Book Review-Character Mentor: Learn by Example to Use Expressions, Poses, and Staging to Bring Your Characters to Life

Waltham, MA, Focal Press, May 2012, trade paperback $24.95 (xv + 163 pages), Kindle $13.72.
This how-to guide is one step up from the basic how-to-draw books. It assumes that you have already learned how to design a character. But beginning animators too often design characters who just pose lifelessly. Character Mentor shows how to bring your characters to life through dynamic expressions, body language, posing, shading, use of backgrounds, and similar artistic “tricks”
Bancroft, an animation veteran going back to the 1980s who has worked on such Disney features as Beauty and the Beast, The Lion King, Aladdin, Pocahontas, Mulan, and Brother Bear, has titled his book Character Mentor in honor of his CalArts instructors and the first long-established professionals he worked with who shared their “tricks of the trade” with him. “Mentorship as a way to learn was used by Disney animation also. In 1989, when I got my first job in animation at the [then] new Disney Feature Animation in Florida, the studio trained the young artists by having them work alongside experienced mentors. […] I feel honored to have been trained in the lineage of such incredible artists. It is one of the reasons I write these books: to pass on that knowledge.” (Introduction, p. ix).

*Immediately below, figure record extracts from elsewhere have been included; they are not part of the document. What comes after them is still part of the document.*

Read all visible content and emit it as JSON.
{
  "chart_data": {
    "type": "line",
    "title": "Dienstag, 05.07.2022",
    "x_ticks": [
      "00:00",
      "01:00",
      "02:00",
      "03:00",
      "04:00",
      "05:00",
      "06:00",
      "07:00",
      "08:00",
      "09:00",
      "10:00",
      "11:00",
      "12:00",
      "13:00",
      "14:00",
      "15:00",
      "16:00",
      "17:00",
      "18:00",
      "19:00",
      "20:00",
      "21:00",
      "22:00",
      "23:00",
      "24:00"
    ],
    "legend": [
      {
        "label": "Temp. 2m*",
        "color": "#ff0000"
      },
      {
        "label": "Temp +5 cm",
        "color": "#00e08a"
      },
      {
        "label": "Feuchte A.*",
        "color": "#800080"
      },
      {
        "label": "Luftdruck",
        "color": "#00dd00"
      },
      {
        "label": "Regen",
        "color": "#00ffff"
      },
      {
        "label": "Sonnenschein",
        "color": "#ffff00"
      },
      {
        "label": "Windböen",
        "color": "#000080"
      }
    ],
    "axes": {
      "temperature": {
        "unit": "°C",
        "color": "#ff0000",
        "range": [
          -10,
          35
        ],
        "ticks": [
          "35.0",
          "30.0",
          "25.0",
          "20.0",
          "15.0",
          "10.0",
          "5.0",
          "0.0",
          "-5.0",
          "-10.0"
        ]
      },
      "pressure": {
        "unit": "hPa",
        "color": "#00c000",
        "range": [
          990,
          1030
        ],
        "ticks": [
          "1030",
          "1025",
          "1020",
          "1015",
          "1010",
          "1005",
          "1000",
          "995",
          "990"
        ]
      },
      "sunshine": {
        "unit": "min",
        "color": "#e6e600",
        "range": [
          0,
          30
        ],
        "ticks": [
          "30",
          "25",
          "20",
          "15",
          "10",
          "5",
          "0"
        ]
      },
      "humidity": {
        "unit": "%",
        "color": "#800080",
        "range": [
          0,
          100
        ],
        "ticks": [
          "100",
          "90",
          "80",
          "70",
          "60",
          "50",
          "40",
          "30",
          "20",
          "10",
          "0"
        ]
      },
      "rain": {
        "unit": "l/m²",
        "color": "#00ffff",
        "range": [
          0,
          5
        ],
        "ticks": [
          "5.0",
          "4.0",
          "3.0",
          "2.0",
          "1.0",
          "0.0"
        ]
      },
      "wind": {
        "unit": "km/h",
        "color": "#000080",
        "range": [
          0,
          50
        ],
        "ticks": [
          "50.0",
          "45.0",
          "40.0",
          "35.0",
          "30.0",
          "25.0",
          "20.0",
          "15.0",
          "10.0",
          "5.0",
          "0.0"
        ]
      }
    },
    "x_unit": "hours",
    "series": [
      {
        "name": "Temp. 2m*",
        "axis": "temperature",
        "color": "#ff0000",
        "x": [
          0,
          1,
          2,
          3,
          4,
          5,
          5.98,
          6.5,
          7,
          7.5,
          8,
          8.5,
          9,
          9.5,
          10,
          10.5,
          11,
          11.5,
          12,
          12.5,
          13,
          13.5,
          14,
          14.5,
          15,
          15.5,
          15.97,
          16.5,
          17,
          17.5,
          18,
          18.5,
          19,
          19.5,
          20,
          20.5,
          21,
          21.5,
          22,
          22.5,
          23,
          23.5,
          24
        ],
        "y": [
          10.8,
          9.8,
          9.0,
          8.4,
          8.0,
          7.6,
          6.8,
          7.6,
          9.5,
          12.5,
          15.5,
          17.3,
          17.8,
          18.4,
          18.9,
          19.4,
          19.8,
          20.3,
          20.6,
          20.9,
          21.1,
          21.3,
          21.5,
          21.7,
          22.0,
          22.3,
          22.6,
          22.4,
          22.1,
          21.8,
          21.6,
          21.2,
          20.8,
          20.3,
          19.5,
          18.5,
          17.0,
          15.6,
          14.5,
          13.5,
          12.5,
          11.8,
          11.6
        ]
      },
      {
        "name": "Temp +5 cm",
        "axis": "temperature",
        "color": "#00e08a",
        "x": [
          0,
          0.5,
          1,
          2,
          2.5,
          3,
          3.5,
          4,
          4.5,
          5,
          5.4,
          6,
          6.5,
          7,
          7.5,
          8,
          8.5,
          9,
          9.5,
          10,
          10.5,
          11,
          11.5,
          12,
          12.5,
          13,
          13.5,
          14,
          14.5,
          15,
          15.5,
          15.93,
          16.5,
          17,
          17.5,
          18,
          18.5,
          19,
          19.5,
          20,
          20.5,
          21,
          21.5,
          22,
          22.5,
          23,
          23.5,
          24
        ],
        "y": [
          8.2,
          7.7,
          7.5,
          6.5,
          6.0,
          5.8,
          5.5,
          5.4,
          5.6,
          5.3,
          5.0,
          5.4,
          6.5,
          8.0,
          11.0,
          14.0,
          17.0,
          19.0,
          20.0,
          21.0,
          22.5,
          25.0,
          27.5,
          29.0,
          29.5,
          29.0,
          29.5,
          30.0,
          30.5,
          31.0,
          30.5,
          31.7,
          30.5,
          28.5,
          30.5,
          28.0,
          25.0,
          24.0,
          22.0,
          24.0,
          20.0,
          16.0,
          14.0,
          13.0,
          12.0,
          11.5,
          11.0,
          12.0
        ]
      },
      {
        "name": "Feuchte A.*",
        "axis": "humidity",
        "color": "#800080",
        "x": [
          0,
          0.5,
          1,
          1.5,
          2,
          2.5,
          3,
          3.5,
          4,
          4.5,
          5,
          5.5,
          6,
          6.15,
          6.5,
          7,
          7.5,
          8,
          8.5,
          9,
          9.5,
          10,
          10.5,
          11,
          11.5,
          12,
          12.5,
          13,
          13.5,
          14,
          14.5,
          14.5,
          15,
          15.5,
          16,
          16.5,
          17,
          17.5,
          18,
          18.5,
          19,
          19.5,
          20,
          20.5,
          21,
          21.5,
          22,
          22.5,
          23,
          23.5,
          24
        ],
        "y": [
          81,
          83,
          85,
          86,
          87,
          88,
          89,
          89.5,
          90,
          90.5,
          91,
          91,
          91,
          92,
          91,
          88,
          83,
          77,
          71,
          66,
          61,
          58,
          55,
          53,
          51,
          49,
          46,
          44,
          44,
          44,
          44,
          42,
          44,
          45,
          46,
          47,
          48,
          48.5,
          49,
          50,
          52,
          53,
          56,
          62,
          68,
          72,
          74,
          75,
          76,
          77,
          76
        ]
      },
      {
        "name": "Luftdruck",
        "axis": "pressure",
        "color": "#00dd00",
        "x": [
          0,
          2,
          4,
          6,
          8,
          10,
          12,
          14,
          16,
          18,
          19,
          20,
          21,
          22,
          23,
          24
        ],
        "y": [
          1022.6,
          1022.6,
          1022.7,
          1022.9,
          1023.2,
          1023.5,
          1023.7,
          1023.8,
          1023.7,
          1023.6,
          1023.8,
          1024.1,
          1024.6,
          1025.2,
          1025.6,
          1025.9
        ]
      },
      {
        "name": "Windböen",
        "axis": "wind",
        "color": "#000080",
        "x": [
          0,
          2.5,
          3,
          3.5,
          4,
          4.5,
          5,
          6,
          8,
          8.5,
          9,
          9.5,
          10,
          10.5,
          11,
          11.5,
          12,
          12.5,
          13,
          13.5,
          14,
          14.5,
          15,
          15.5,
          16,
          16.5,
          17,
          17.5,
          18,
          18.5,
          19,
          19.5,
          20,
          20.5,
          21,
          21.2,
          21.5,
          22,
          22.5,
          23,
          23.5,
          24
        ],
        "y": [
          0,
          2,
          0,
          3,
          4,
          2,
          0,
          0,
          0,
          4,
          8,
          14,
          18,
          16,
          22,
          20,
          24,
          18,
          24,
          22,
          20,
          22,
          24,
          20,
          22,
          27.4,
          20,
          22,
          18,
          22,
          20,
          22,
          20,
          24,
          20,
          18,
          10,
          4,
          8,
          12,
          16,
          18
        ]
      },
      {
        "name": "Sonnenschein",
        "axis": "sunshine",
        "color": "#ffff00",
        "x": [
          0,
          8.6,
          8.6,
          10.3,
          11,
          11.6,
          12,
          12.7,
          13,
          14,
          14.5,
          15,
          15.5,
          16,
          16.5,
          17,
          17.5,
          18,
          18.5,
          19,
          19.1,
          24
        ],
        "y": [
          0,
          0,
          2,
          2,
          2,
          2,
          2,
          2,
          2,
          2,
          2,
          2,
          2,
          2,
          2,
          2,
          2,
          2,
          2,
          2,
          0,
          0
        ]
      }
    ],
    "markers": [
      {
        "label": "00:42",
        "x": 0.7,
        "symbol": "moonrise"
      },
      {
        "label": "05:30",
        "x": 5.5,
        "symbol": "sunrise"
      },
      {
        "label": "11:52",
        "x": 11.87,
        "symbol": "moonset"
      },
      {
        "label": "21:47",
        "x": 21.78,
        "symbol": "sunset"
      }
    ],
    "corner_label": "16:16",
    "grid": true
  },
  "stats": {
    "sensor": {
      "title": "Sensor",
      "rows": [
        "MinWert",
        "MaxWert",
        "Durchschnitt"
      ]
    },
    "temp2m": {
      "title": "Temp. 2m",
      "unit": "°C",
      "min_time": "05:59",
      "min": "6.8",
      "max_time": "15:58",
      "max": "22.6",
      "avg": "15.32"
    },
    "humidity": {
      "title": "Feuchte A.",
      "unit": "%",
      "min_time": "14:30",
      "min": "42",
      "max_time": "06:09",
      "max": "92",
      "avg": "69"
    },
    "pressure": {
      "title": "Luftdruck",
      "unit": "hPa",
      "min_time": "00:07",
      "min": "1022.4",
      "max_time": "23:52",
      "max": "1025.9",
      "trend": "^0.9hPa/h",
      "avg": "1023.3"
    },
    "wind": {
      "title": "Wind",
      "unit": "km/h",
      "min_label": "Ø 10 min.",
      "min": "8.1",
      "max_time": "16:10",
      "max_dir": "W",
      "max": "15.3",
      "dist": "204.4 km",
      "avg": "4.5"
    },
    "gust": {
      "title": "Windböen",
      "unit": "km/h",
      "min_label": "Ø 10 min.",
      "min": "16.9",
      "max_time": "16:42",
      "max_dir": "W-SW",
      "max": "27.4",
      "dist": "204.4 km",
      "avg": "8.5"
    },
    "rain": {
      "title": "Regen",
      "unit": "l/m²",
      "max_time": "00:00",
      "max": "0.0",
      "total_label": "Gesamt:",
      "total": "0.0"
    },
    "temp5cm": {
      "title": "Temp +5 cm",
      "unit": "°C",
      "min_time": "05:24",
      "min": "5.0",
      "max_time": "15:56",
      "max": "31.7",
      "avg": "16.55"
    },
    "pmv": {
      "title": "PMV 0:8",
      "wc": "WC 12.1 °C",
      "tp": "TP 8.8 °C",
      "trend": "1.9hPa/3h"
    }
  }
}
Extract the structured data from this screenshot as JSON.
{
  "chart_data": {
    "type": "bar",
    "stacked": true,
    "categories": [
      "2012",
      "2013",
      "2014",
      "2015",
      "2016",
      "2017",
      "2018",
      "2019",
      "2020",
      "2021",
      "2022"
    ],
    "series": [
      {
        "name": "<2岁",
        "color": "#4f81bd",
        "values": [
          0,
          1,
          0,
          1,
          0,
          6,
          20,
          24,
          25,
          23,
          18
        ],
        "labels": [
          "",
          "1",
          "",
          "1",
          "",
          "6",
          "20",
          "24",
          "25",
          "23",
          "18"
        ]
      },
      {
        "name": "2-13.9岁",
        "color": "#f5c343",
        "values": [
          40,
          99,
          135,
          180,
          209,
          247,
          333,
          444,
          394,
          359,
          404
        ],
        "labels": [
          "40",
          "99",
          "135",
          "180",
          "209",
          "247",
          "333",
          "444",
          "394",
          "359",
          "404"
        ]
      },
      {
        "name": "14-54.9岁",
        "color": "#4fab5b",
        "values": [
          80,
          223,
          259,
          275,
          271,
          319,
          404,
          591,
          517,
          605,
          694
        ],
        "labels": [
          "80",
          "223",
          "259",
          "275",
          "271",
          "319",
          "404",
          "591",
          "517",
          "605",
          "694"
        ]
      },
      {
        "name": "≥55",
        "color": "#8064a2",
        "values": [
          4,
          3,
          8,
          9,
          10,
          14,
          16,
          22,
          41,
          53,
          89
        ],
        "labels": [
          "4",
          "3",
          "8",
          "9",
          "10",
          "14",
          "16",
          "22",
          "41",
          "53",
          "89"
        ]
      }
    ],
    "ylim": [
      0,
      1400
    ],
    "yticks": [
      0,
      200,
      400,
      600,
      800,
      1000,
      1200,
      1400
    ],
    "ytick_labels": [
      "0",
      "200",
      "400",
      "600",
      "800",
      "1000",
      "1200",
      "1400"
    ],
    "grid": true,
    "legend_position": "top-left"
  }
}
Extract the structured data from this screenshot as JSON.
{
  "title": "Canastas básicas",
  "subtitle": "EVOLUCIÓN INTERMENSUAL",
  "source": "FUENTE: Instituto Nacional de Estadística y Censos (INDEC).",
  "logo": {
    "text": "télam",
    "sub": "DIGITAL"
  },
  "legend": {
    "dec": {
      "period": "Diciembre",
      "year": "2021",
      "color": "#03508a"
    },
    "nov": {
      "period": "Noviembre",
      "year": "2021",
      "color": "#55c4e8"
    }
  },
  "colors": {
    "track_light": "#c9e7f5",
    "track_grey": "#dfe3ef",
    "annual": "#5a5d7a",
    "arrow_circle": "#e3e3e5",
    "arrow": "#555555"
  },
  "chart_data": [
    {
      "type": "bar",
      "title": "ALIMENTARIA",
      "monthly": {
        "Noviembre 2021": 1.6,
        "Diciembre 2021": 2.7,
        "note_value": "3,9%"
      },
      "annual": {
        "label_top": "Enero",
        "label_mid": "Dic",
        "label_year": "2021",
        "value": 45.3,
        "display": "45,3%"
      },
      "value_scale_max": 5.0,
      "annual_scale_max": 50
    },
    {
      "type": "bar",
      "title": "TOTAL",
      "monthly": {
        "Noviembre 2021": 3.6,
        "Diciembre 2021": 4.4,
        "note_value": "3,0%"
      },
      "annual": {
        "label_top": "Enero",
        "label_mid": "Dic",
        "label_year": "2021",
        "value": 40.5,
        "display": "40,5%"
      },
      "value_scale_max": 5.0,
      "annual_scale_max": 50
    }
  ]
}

Character Mentor consists of seven chapters, each of which ends with a “celebrity artist assignment” in which a veteran artist – a comic-book creator, an animation storyboard artist, a TV animation character designer, and so forth – draws an image that illustrates the lessons of that chapter. The guide is art-heavy, with drawings (usually in color) on every page. Bancroft shows examples from rough sketches to finished color poses. Each chapter has an “Assignment” in which one or two amateur artists try to illustrate the goal of that lesson, followed by Bancroft’s “mentor notes” (corrections or approvals) of their work.
One of Bancroft’s favorite examples, which he uses often, is “silhouette value”. “A good way to check your character’s silhouette value is to shade it in on the back of your paper. Figure A, if shaded in would be very unclear what the boy was pointing at – or even that he was pointing at all! The pose in Figure B, clears that guesswork up!” (p. 6)
The chapters are “Now What?: Drawing Basics for Posing and Expressions”, “The Face: Breaking Down the Elements of Expression”, “Posing Your Character: What Are You Trying to Communicate?”, “Acting: Characters Acting and Reacting the Way You Want Them To”, “Staging Your Scene: Using the Elements of Your Scene to Create a Composition”, Leading the Eye: Prioritizing by Design”, and “ Putting It in Action: Creating a Character-Driven Illustration From Start to Finish”. Within these chapters, Bancroft covers such elements as “twinning” (avoid poses in which the left side and the right side are identical), the use of clothing, line of action, clarity, the elements of the face, thumbnailing, and many others.